Zeena Pliska, a teacher at Walgrove Avenue Elementary School in Mar Vista who is also an education committee member, said what resonated with her is what Zimmer said about the confluence of the financial crisis and the charter movement’s full-steam-ahead approach to expansion.
Zimmer said all the ingredients for a successful educational pipeline are in place in Venice and Mar Vista.
“We have the opportunity to capitalize on the diversity of this community and make the commitment, as a school community, as a Los Angeles community, and say your child can come through our Venice system and be multi-lingual and multi-cultural at a level that upon graduation from Venice High School, they would have a choice to study wherever they wanted,” Zimmer said. “That they would have the choice to study anywhere in the United States or in a country where they speak Spanish or French or Mandarin because they would have that level of competence of fluency.”
Zimmer mentioned some of the language initiatives in Venice and Mar Vista that are succeeding and have in some ways helped reinvigorate their schools.
He spotlighted Grand View Boulevard Elementary School in Mar Vista as a standout school that features a dual language program.
“We have simply the best dual immersion program in LAUSD and I’m sure one of the best in the state,” he asserted. “It has weathered the storm of budget, cuts, of pedagogical changes, and it is battle-tested.”
The Mandarin program at Broadway Elementary School in Venice is another example of success, Zimmer said. “Despite the struggles that we have had with finding the right home for them, you can’t deny that it is an incredible program,” he said. “The first middle school program in district history we’re doing here at Mark Twain.”
Venice High School Principal Dr.
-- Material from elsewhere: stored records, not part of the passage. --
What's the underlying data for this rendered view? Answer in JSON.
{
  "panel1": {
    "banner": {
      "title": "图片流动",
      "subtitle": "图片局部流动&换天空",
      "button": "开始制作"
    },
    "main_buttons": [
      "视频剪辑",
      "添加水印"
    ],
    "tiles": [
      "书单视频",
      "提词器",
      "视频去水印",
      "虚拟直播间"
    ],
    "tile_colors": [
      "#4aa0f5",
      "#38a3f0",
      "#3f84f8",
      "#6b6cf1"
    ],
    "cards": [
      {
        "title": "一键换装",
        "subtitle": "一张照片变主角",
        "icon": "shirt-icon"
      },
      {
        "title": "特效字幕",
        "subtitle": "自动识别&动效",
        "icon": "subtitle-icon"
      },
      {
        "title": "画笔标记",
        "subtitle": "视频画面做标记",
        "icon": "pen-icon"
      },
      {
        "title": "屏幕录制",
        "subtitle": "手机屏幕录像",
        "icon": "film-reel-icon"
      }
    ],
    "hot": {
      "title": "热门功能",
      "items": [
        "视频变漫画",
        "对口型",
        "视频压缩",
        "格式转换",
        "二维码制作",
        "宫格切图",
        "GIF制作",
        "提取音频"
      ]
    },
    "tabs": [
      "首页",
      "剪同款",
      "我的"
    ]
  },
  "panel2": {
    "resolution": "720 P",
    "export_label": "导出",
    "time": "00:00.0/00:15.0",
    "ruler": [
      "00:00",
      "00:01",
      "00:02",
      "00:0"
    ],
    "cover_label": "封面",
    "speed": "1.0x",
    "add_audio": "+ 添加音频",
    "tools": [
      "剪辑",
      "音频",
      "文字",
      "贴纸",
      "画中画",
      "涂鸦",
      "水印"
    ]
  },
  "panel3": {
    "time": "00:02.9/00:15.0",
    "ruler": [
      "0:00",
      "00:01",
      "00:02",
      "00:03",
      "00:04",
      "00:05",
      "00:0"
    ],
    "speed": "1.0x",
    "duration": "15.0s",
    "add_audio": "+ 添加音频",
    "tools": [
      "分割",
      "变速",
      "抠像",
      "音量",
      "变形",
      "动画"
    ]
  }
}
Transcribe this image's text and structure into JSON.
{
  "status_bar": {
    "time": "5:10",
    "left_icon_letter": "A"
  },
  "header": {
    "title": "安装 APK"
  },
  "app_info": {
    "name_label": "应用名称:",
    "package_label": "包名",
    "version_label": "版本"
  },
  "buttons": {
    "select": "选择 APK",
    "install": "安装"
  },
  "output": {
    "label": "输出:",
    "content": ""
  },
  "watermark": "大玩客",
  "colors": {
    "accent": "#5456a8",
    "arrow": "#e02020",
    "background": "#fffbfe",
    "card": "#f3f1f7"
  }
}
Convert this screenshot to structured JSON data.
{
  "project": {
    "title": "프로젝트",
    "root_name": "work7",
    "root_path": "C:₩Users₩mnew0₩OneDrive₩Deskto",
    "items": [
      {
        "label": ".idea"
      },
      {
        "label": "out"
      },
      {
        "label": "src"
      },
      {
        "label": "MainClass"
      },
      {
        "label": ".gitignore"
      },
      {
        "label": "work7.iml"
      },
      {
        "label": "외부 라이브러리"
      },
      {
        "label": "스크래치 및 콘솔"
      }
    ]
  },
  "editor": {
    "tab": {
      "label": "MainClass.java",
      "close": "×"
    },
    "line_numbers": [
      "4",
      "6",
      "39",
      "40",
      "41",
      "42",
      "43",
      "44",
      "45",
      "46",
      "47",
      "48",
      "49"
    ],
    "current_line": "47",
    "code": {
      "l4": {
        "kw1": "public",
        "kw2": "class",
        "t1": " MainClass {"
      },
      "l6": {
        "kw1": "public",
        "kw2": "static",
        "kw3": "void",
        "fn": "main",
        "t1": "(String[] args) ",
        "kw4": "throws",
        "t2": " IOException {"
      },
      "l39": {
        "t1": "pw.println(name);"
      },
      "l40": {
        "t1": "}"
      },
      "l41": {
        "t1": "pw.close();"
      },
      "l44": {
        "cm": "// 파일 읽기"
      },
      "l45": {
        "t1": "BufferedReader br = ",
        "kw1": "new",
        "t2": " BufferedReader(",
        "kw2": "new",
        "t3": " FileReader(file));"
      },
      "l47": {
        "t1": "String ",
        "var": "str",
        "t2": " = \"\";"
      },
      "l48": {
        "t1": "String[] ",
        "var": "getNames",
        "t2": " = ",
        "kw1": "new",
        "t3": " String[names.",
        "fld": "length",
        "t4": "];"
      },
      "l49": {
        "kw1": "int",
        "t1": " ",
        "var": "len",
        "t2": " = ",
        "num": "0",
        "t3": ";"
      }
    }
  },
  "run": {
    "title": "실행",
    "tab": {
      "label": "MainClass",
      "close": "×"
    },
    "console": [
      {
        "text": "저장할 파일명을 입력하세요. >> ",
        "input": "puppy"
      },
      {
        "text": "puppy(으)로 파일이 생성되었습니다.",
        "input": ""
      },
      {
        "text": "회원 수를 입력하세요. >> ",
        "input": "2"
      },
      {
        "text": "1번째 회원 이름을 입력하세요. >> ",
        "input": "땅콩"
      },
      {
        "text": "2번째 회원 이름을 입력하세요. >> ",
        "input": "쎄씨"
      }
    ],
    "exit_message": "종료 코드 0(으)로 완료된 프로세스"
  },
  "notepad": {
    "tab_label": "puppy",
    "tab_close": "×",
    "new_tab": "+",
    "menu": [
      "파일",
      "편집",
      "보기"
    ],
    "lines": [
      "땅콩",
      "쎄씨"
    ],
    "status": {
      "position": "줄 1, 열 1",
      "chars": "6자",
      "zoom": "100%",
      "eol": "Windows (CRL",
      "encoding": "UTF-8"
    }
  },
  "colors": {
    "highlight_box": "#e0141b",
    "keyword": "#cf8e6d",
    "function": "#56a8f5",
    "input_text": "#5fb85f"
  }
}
Elsa Mendoza also attended the meeting and said she found it to be a very good way to meet parents whom she had not previously known, as well as hear the community’s concerns about education. “I enjoyed hearing and participating in the conversations about what parents would like to see in their locals schools,” she said after the meeting.
After Zimmer addressed the audience, Pliska facilitated a group of parents to ostensibly talk about how the initiatives would work for local schools, but the conversation took an unexpected detour. “We became entangled in a ‘charter-neighborhood schools’ discussion,” the teacher said. “I see that as a reflection of what many neighborhood schools are going through now.”
Local schools have seen an uptick in their Academic Performance Index. Venice High, Grand View and Mar Vista Elementary School, Marina Del Rey Middle School in Del Rey and Broadway increased their API scores for the 2012-13 school year.
The API measures the academic performance and growth of schools on a variety of academic measures.
Test scores of students in the Mandarin program at Broadway were not included in this year’s scores, as the API only factors scores from third grade and above.
At Venice High and Grand View, the jump in test scores has been impressive, the former making a 23-point jump and the latter gaining 29 points on its scores.
“We’ve seen significant academic improvement, even with the budget cuts and the loss of students,” Mendoza said. “It’s been a collective effort by our students, faculty and parents.”
Zimmer implored the audience to consider what they want the future of education to be locally.
“So I ask you to think about what (that future) could look like in and around Venice. Because why not?” he asked. “Why not be the leaders that show that we can have families return to public education without penalizing and devaluing families who have been in the public education system for years?”